Pierre Drogi | Résonances (1) : « Lis inexactement »
Résonances
Portrait en creux du livre et d’un lecteur
Il arrive que les significations et la portée d’un texte parviennent d’une lumière plus vive, comme presque neuve à son auteur quelque temps après sa parution. Ainsi en avait-il été pour Pierre Drogi à l’égard de Fiction : la portée non mesurée de la parole. Il en avait écrit une brève présentation mais le texte, intempestif, était resté dans les cartons. La parution récente de deux livres donne l’occasion de l’entendre en écho à ceux-ci.
Ce dossier intitulé « Résonances » propose donc (« Résonances » (1)), la traversée de deux livres parus en mars dernier et tournant autour de l’expérience de la lecture et de l’interprétation : Le Livre de Gérard Pfister (Arfuyen) et d’où ça vient d’Alexis Pelletier (Tarabuste). Trois courts textes de Pierre Drogi, (« Résonances » (2)), viennent dialoguer ensuite avec eux.

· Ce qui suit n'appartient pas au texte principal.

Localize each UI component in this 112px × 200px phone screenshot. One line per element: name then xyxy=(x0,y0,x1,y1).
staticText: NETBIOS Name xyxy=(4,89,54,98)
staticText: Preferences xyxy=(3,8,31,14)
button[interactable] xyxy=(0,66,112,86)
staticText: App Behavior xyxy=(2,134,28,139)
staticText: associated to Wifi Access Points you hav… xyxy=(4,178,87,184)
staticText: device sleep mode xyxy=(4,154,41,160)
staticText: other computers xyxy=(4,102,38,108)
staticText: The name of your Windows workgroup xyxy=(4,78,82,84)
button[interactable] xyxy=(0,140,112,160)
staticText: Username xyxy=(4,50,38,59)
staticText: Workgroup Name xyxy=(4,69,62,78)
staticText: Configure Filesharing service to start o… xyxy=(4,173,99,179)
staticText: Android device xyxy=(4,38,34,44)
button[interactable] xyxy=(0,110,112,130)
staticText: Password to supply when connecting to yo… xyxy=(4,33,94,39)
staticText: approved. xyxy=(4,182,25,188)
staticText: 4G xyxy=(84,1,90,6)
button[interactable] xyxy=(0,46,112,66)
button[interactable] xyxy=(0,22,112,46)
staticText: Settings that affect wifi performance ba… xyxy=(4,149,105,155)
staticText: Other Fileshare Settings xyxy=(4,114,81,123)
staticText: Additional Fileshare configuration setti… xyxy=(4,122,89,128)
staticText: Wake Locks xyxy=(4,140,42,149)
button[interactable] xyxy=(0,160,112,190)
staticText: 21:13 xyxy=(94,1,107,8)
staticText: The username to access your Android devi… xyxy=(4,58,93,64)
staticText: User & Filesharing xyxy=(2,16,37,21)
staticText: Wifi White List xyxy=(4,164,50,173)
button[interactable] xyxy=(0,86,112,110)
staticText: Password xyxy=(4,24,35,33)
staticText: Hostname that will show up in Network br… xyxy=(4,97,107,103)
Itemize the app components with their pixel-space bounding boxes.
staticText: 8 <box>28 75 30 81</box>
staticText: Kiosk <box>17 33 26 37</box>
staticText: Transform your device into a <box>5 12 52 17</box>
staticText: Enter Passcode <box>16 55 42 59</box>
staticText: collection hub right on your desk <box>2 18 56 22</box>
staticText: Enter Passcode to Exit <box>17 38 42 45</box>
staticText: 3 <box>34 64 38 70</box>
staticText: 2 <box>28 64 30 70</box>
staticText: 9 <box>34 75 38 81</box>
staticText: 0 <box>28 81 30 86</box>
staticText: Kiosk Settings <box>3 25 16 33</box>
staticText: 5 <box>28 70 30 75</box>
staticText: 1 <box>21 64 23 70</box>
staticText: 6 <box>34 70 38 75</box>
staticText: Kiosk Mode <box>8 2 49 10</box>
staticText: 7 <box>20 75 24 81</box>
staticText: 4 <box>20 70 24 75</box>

Du livre et de la parole « en poésie » : « Lis inexactement »
Préambule : me suivrez-vous ?
LIS INEXACTEMENT
L’été part il n’y a rien à écrire
des étangs se rempliront
quand les pêches seront mûres Partir
je ne sais où peut-être chez vous
les enfants grandis continuent seuls à jouer
et l’odeur d’un tonneau de goudron monte du poème de Trakl
Ô beauté du fragment
éternité du moment
FrantiÅ¡ek LISTOPAD, 1998 (Anthologie de la poésie tchèque contemporaine, traduction de Petr Kral, p. 114-115)
Gérard Pfister, Le Livre, Arfuyen, 2023 ; Alexis Pelletier, d’où ça vient, Tarabuste, 2023
À l’instar de Zbigniew Herbert (« Je pose timidement que les vivants et les morts coexistent, sinon la culture n’existerait pas »), poser – encore plus timidement, avec encore plus de risques ? – au début de ce texte, en manipulant un mot-nitroglycérine, que la vérité serait plus que jamais le propos, qu’elle serait la cible de ce qu’on désigne, du dehors, avec le mot de « poésie ».
Réalité ou réel, mais aussi, superposés aux précédents afin de dire le moins mal possible, justice et justesse seraient d’autres mots qui pourraient tenter de nommer l’endroit d’où ça vient, ce qui anime la parole, l’aimant ou la boussole, « en poésie ». « Dire le vrai », « dire juste », témoigner d’une expérience en la faisant éprouver, en la mettant à l’épreuve de la lecture et du lecteur.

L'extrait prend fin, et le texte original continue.